Just walk over, tablets on the bench, glass of water too. Then work at the far bench, he can shout if he needs you but he isn't in the spotlight. He'll feel better when they start to work, and if he doesn't need them at all, then it's not a danger night…


Molly. The one person that sees him, knows him. All the way through and down and inside to out. He has laid himself bare, done everything he can to scare her away, and still she stays. She holds. In therapy, six weeks of 'release the pain' and 'test the fear', at least he got a name for this… thing. Unconditional positive regard: acceptance and support, no matter what you say or do.

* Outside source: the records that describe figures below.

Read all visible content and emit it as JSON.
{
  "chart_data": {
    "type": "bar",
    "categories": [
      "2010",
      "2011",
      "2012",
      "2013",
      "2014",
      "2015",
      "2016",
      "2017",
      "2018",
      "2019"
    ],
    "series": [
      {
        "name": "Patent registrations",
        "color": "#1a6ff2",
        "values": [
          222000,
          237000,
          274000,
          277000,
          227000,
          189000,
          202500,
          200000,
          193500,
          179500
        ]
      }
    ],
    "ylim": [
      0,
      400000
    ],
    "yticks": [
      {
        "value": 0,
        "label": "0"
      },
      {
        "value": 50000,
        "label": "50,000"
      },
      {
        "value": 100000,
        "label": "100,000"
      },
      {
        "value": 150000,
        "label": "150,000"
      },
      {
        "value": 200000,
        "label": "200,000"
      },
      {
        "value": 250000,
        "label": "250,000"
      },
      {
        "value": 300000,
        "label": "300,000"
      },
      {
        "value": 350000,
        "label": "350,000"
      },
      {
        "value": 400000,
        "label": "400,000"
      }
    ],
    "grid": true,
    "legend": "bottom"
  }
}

She is the flame in the dusk that draws him in, stupid moth that he is. But her fire doesn't burn, and it does not destroy. It is the warmth of a hot bath that melts the pain away. It is the heat of the sun through that cold winter window. A log fire inside as the storm blows itself out. He will never say it to her, would never poison her life with the burden he is. But she is his hope.

Meet her eyes and give her a smile. She sees me and I see her. If that's all I can ever have, then today, I can live with that.